UU History of Action Defending Reproductive Rights

UUs have a proud history of organizing to establish and defend reproductive rights and advance a broader reproductive justice agenda. The UUA General Assembly passed its first statement supporting the right to choose abortion (with a “compelling reason”) in 1963, and many UUs were active in the Clergy Consultation Service, an underground interfaith network that helped people seeking an abortion get counseling and skilled medical care prior to the 1973 Roe v Wade ruling.

In Texas, the Dallas UU congregation helping lead the resistance to SB8 has championed reproductive rights for decades. In fact, members of the Dallas congregation were party to an amicus brief to the SCOTUS in Roe v Wade, and the UUA was the first religious denomination to formally support a woman's right to choose in 1963.

Rights on paper mean little without access, so the 2010 Affordable Care Act was a vital advancement in Reproductive Justice. UUs were instrumental both in passing and defending the ACA from attacks by corporate and ideological opponents, and UU action included ongoing civil disobedience action as Congress weighed repeal of the ACA in 2017.

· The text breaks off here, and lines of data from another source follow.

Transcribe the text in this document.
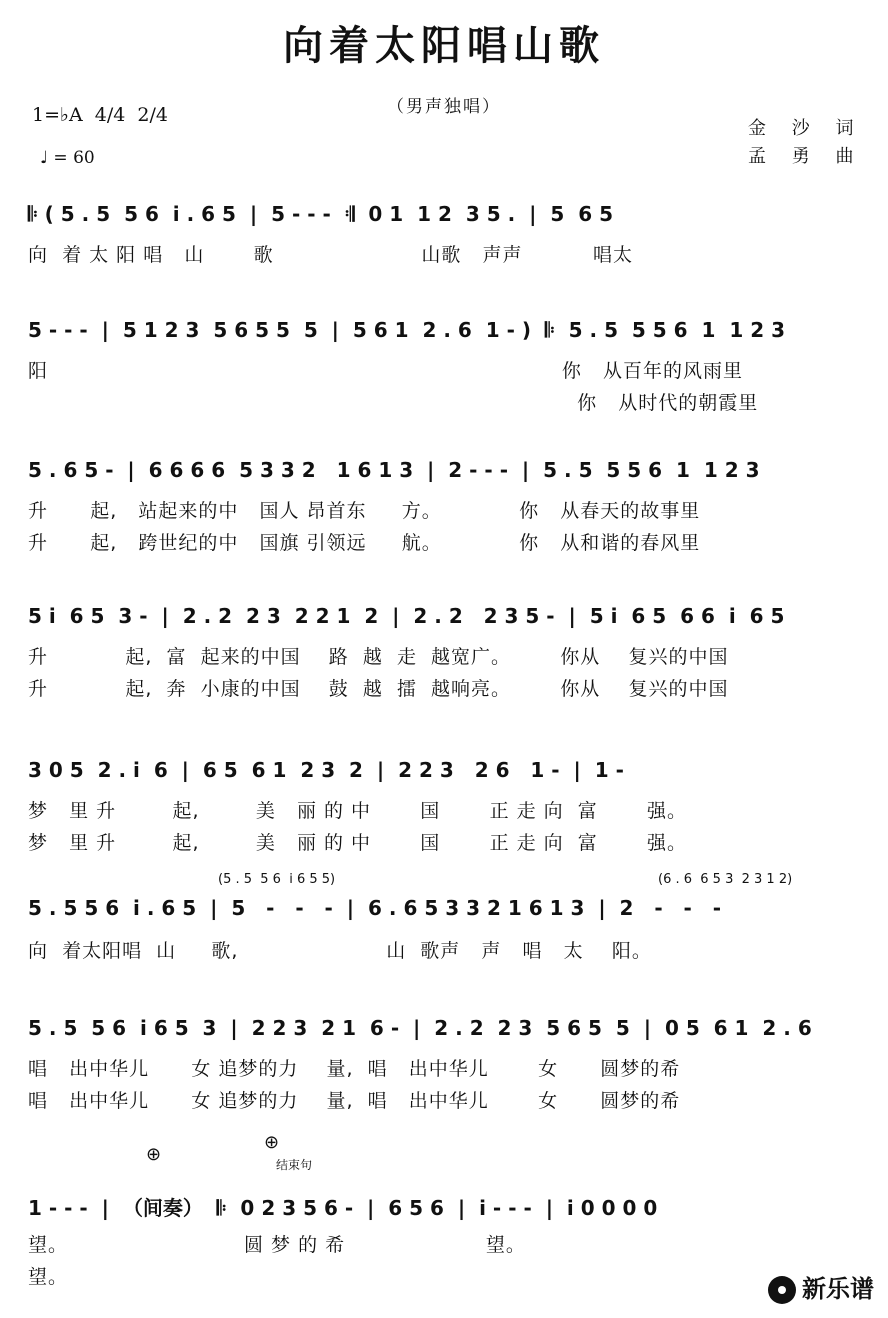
向着太阳唱山歌
（男声独唱）
1=♭A  4/4  2/4
♩ = 60
金 沙 词
孟 勇 曲
𝄆 ( 5 . 5  5 6  i . 6 5  |  5 - - -  𝄇  0 1  1 2  3 5 .  |  5  6 5
向  着 太 阳 唱   山       歌                     山歌   声声          唱太
5 - - -  |  5 1 2 3  5 6 5 5  5  |  5 6 1  2 . 6  1 - )  𝄆  5 . 5  5 5 6  1  1 2 3
阳                                                                         你   从百年的风雨里
你   从时代的朝霞里
5 . 6 5 -  |  6 6 6 6  5 3 3 2   1 6 1 3  |  2 - - -  |  5 . 5  5 5 6  1  1 2 3
升      起,   站起来的中   国人 昂首东     方。           你   从春天的故事里
升      起,   跨世纪的中   国旗 引领远     航。           你   从和谐的春风里
5 i  6 5  3 -  |  2 . 2  2 3  2 2 1  2  |  2 . 2   2 3 5 -  |  5 i  6 5  6 6  i  6 5
升           起,  富  起来的中国    路  越  走  越宽广。       你从    复兴的中国
升           起,  奔  小康的中国    鼓  越  擂  越响亮。       你从    复兴的中国
3 0 5  2 . i  6  |  6 5  6 1  2 3  2  |  2 2 3   2 6   1 -  |  1 -
梦   里 升        起,        美   丽 的 中       国       正 走 向  富       强。
梦   里 升        起,        美   丽 的 中       国       正 走 向  富       强。
(5 . 5  5 6  i 6 5 5)	(6 . 6  6 5 3  2 3 1 2)
5 . 5 5 6  i . 6 5  |  5   -   -   -  |  6 . 6 5 3 3 2 1 6 1 3  |  2   -   -   -
向  着太阳唱  山     歌,                     山  歌声   声   唱   太    阳。
5 . 5  5 6  i 6 5  3  |  2 2 3  2 1  6 -  |  2 . 2  2 3  5 6 5  5  |  0 5  6 1  2 . 6
唱   出中华儿      女 追梦的力    量,  唱   出中华儿       女      圆梦的希
唱   出中华儿      女 追梦的力    量,  唱   出中华儿       女      圆梦的希
⊕
⊕
结束句
1 - - -  |  （间奏）  𝄆  0 2 3 5 6 -  |  6 5 6  |  i - - -  |  i 0 0 0 0
望。                         圆 梦 的 希                    望。
望。	新乐谱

The ACA greatly expanded access to contraception, requiring health insurers to cover contraceptive counseling and services without out-of-pocket costs to patients, among other provisions. This was crucial for many lower-income families since the cost of contraception could easily exceed what a minimum-wage worker earned in an entire week.

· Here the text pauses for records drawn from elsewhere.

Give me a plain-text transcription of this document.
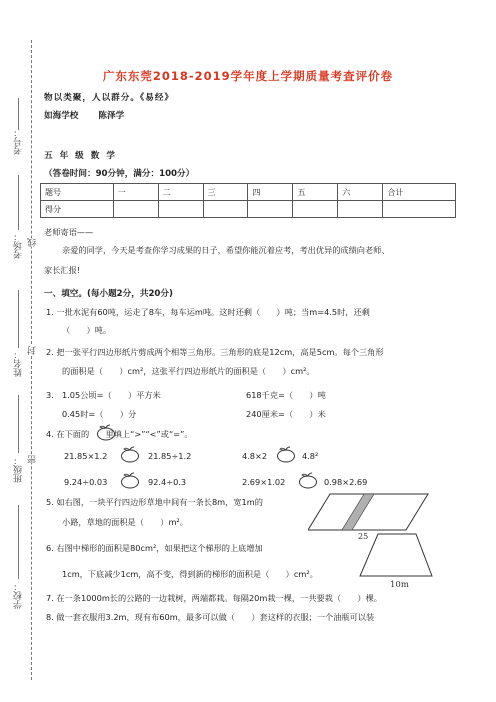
考号：
考场： 线
封
姓名：
班级： 密
学校：
广东东莞2018-2019学年度上学期质量考查评价卷
物以类聚，人以群分。《易经》
如海学校 陈泽学
五 年 级 数 学
（答卷时间：90分钟，满分：100分）
题号	一	二	三	四	五	六	合计
得分							
老师寄语——
亲爱的同学，今天是考查你学习成果的日子，希望你能沉着应考，考出优异的成绩向老师、
家长汇报!
一、填空。(每小题2分，共20分)
1. 一批水泥有60吨，运走了8车，每车运m吨。这时还剩（　　）吨；当m=4.5时，还剩
（　　）吨。
2. 把一张平行四边形纸片剪成两个相等三角形。三角形的底是12cm，高是5cm。每个三角形
的面积是（　　）cm²，这张平行四边形纸片的面积是（　　）cm²。
3.　1.05公顷=（　　）平方米	618千克=（　　）吨
0.45时=（　　）分	240厘米=（　　）米
4. 在下面的　　里填上“>”“<”或“=”。
21.85×1.2	21.85÷1.2	4.8×2	4.8²
9.24÷0.03	92.4÷0.3	2.69×1.02	0.98×2.69
5. 如右图，一块平行四边形草地中间有一条长8m，宽1m的
小路，草地的面积是（　　）m²。
25
10m
6. 右图中梯形的面积是80cm²，如果把这个梯形的上底增加
1cm，下底减少1cm，高不变，得到新的梯形的面积是（　　）cm²。
7. 在一条1000m长的公路的一边栽树，两端都栽。每隔20m栽一棵，一共要栽（　　）棵。
8. 做一套衣服用3.2m，现有布60m，最多可以做（　　）套这样的衣服；一个油瓶可以装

The UUA also led the way among faith organizations in advancing framing from abortion rights to Reproductive Justice, endorsing the concept at the 2012 General Assembly and selecting the issue as the Congregational Study/Action Issue for 2012-2016, culminating in the 2016 Statement of Conscience “Reproductive Justice.”

We affirm that people of various gender identities can and do become pregnant, and therefore the UUA frames Reproductive Rights as rights for all people. Where we reference “women,” it’s because the source data was specific to women. Minimal research has been done to assess nonbinary people and men seeking abortion care, which is itself a justice concern.